The flow of the game progresses in rounds that follow four main phases:

  1. The Lookout Phase: Refresh cards and create a flop from which the players will draft cards over two rounds.
  2. Production Phase: Each player’s ‘states’ produce resources players will need to build and grow their own states, or indeed, raze your opponents.
  3. Action Phase: Taking one action at a time, players will take as many actions as they wish, using their buildings and player boards until every player has passed and the phase ends.
  4. Clean Up Phase: All resources, tokens and goods are discarded.

Play continues in rounds, following the four phases, until one player reaches 25 points, which signals the last round of the game. Once every player has passed in the final action phase, points are tallied and the game ends with the winner having the most points.

51st State: Is it good?

In short, yes. It’s very good, excellent even. The rule tweaks from the first edition are all welcome improvements that make the game easy to teach and simple to learn. Yet, that’s not why it’s good. Every round in 51st State is engaging, challenging and thought-provoking. Each card in the original 88-card deck has multiple uses, making each round an exercise in brain-twisting alchemy as you try to transmute every single card from useless lead to game-winning gold.

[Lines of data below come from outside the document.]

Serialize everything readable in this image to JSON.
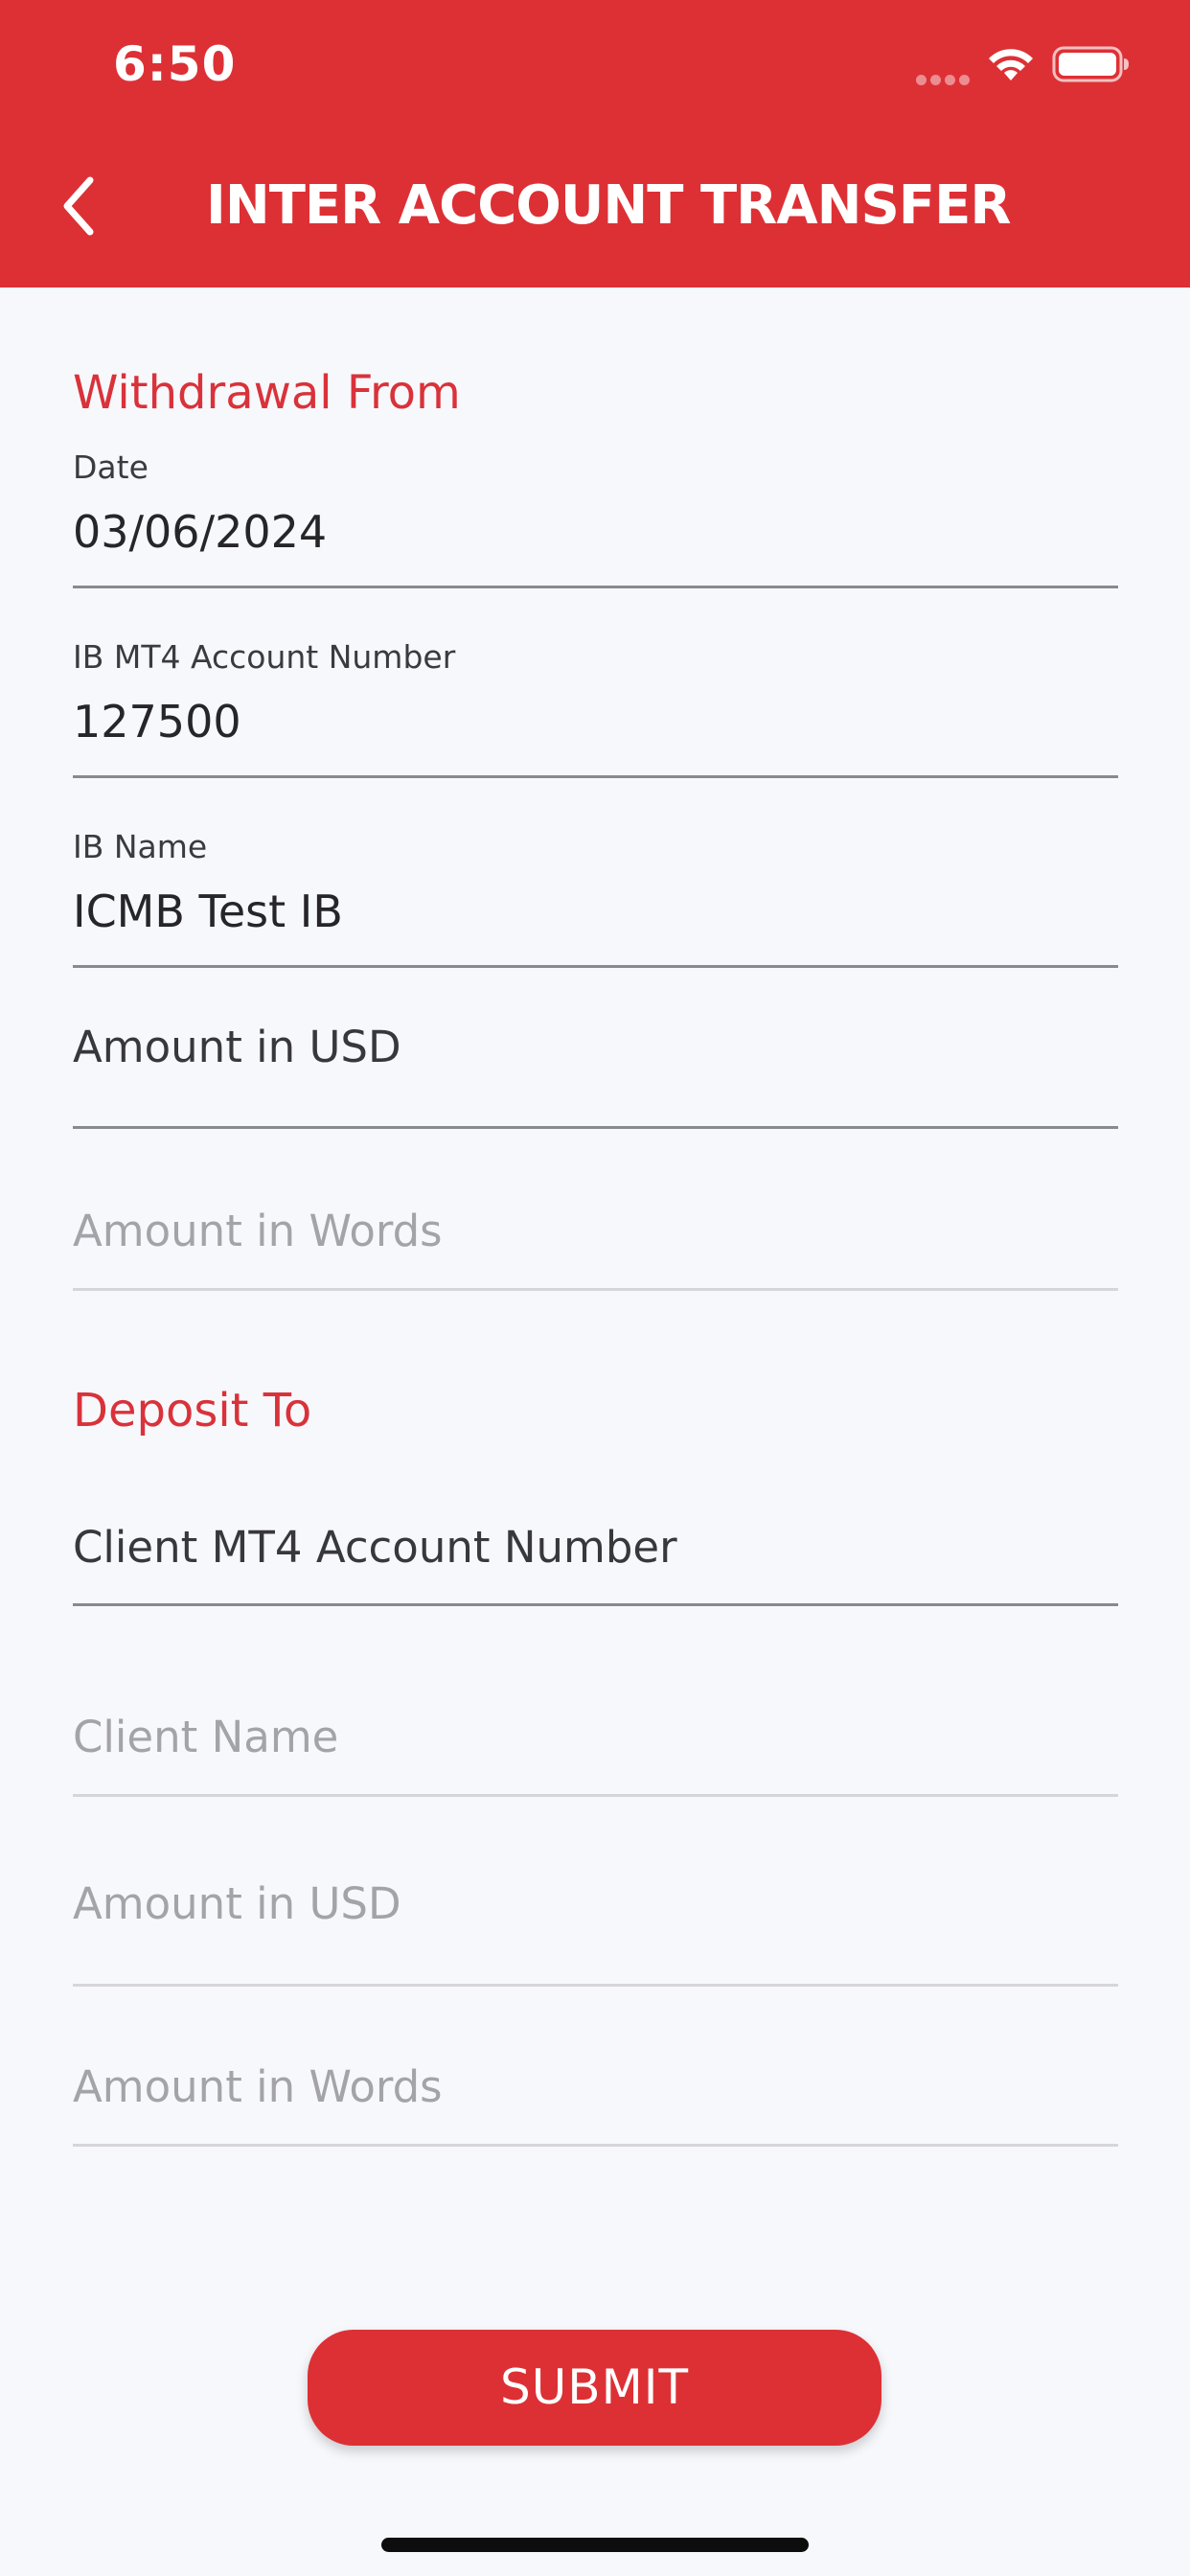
{
  "status_bar": {
    "time": "6:50"
  },
  "header": {
    "title": "INTER ACCOUNT TRANSFER",
    "back_icon": "chevron-left-icon"
  },
  "withdrawal": {
    "section_title": "Withdrawal From",
    "date_label": "Date",
    "date_value": "03/06/2024",
    "account_label": "IB MT4 Account Number",
    "account_value": "127500",
    "name_label": "IB Name",
    "name_value": "ICMB Test IB",
    "amount_usd_label": "Amount in USD",
    "amount_words_placeholder": "Amount in Words"
  },
  "deposit": {
    "section_title": "Deposit To",
    "client_account_label": "Client MT4 Account Number",
    "client_name_placeholder": "Client Name",
    "amount_usd_placeholder": "Amount in USD",
    "amount_words_placeholder": "Amount in Words"
  },
  "actions": {
    "submit_label": "SUBMIT"
  },
  "colors": {
    "brand_red": "#dd3035",
    "section_red": "#d9323a",
    "background": "#f7f8fc"
  }
}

I’ve personally witnessed friends who are not usually prone to analysis paralysis crumble under the pressure forced on them by the seemingly unlimited options. Which would ordinarily be a con, but in this game the atmosphere is constantly thick with tension as the machinations of each player grind like rusting gears against each other.

The runaway leader issues inherent in the original game have been tamed with an eye for balance most games would be envious of, if games could indeed be envious. The player interaction, which primarily occurs through the razing mechanic, is very strong as you examine each opponent’s board with an eye for detail that would rival any crook-handed jeweler.

Trzewiczek has taken a game beloved by those fortunate enough to have played it and made it an instant classic with real potential to outshine even Imperial Settlers. It is best as a two-player game, as the ‘one action at a time’ playing style keeps the momentum of the game hurtling along at a Fury Road pace, but the four-player game suffers very little, allowing for a bit more time to concoct your, most likely very evil, plans.

Final Thoughts

Whether you are tired of post-apocalyptic settings, or you adore them unquestioningly, I would encourage anyone to pick this one up and give it a solid try. Your first game will likely result in confusion, but your second and third games will see you re-examine and refine your efforts. Soon enough, you will be as in love with this game as I am.

The production quality, the simple mechanisms and the interesting puzzle you’re presented with all make this game worth investigating. The only issue I could find with this one is the sheer number of components. Which isn’t even necessarily a bad thing, and perhaps it’s the eco-warrior in me, but half of Fern Gully seems to be contained within this box and it can appear a bit more daunting than it is.

Overall, this is a masterfully designed game that showcases a designer reaching the zenith of his creative powers and one that would be welcomed in any collection.

Zatu Score

Rating

  • Artwork
  • Complexity
  • Replayability
  • Player Interaction
  • Component Quality

You might like

  • Easy to learn and easy to teach.
  • Fast turns that don't sacrifice the intensity of decision making.
  • Beautifully thematic artwork and production values.
  • Two expansions included in the box.
  • Multiple, viable paths to victory.

Might not like

  • Can make some players prone to analysis paralysis.
  • Slows ever so slightly with four players.
  • It's possible for someone to remove the most critical card in your engine which can seriously impede your progress and make it nigh on impossible to succeed.
  • The sheer number of tokens and components can seem daunting.